Negli ultimi anni, la tendenza su ricordata è stata rafforzata da una trasformazione della stessa forma-partito, determinata dall'allentarsi di quei caratteri di permanenza e stabilità a essa ritenuti essenziali, per dar luogo ad aggregazioni di tipo federativo, unioni, alleanze anche funzionalmente diversificate, perché sorte in ragione di occasioni e luoghi differenti di organizzazione politica dell'opinione pubblica. In questa cornice, non possono trascurarsi gli effetti che dispiegheranno su tale trasformazione della forma-partito, da un lato, l'elezione diretta del sindaco e del presidente della Provincia (l. 81 del 1993), dall'altro l'introduzione del voto uninominale maggioritario per l'elezione della Camera e del Senato (l. 276 e 277 del 1993). La personalizzazione della competizione elettorale e la necessità di raggiungere intese fra più forze politiche per il sostegno ai candidati di schieramento, imposta dalle dinamiche del sistema maggioritario, tendono a valorizzare la centralità del gruppo elettorale, conferendo a questo la duplice funzione di aggregare la società civile e di prefigurare possibili future alleanze di governo.

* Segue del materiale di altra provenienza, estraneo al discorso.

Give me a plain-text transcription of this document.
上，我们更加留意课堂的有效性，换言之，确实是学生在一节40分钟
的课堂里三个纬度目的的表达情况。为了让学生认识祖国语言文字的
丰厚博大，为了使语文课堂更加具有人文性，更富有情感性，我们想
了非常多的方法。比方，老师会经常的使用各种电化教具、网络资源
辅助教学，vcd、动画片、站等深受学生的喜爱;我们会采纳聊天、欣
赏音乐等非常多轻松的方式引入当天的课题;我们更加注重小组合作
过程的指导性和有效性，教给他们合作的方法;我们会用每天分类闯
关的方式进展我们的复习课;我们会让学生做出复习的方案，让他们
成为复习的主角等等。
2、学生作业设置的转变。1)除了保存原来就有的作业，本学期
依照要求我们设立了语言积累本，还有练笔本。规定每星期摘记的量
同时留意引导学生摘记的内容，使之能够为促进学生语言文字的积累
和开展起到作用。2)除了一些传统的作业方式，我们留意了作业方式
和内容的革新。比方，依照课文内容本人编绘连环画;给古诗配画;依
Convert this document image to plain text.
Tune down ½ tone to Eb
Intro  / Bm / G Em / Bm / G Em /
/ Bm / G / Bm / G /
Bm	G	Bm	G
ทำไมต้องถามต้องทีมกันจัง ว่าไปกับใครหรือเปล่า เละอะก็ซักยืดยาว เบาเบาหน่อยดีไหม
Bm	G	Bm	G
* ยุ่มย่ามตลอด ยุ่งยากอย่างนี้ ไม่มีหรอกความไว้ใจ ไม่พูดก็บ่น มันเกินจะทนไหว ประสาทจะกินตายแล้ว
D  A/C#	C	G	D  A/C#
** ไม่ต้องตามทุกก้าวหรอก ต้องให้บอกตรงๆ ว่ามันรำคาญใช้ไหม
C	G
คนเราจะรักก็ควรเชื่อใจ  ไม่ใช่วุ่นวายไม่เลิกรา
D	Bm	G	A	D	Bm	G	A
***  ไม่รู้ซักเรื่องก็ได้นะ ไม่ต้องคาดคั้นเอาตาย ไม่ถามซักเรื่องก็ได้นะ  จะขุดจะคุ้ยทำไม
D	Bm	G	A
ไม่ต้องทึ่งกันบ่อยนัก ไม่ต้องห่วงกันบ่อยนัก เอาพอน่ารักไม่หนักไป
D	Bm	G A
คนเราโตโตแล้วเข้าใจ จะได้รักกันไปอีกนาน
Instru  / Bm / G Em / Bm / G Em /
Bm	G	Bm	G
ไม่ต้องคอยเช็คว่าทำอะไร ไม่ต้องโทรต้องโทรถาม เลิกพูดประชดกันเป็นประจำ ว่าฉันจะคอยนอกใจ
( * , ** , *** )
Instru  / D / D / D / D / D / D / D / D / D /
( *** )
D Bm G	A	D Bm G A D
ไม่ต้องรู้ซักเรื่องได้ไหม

È ancora prematuro stabilire se ciò indirizzerà in futuro verso la definitiva affermazione di un differente modello, più fluido, di organizzazione politica dell'opinione pubblica, imperniato su intese o cartelli elettorali che sono più diretta espressione del pluralismo sociale, piuttosto che su partiti-apparato con una presenza capillare nelle istituzioni. Va rilevato fra l'altro che il nuovo sistema elettorale, con la previsione di liste bloccate (senza possibilità di esprimere preferenze) per l'elezione della quota proporzionale della Camera dei deputati, rafforza meccanismi di selezione delle candidature interni agli apparati di partito, preservando pertanto spazi significativi a favore del tradizionale modello del p.p. stabilmente organizzato.
La correlazione fra posizione costituzionale dei p.p. e libertà associative è stata sviluppata dalla dottrina giusprivatistica e dalla giurisprudenza, nel senso che, quanto alla loro natura giuridica, i p.p. sono da qualificare come mere associazioni non riconosciute, regolate dal diritto privato comune, e che, dal punto di vista del diritto statale, deve prevalere una posizione d'indifferenza nei confronti del p.p. come istituzione (Galgano 1976; P. Rescigno 1987-88). Questa prospettiva, che aveva ravvisato nel regime del diritto privato comune la massima garanzia dell'autonomia dei p.p., è stata sottoposta a critica soprattutto nell'ultimo decennio, in quanto essa trascura l'aspetto istituzionale del p. politico. Si è osservato che, se indubbiamente la Costituzione configura i p.p. come soggetti esterni allo stato-apparato, e pertanto colloca la determinazione della politica nazionale nell'ambito societario della formazione dell'opinione pubblica e della ''preformazione'' dell'indirizzo politico statale (Cheli 1968), nondimeno nelle democrazie pluralistiche contemporanee la sfera pubblica (ciò che i Tedeschi definiscono Öffentlichkeit) si è allargata, non coincidendo più con la sola organizzazione dello stato come apparato (Habermas 1974; Häberle 1978). In tale contesto, l'egida del diritto privato come garanzia di libertà può risultare non solo parziale, ma anche insufficiente, e ha assunto crescente rilievo il richiamo alla complessità dello status del p.p., del quale libertà, responsabilità e pubblicità risulterebbero componenti inscindibili (Nocilla 1989; Ridola 1993).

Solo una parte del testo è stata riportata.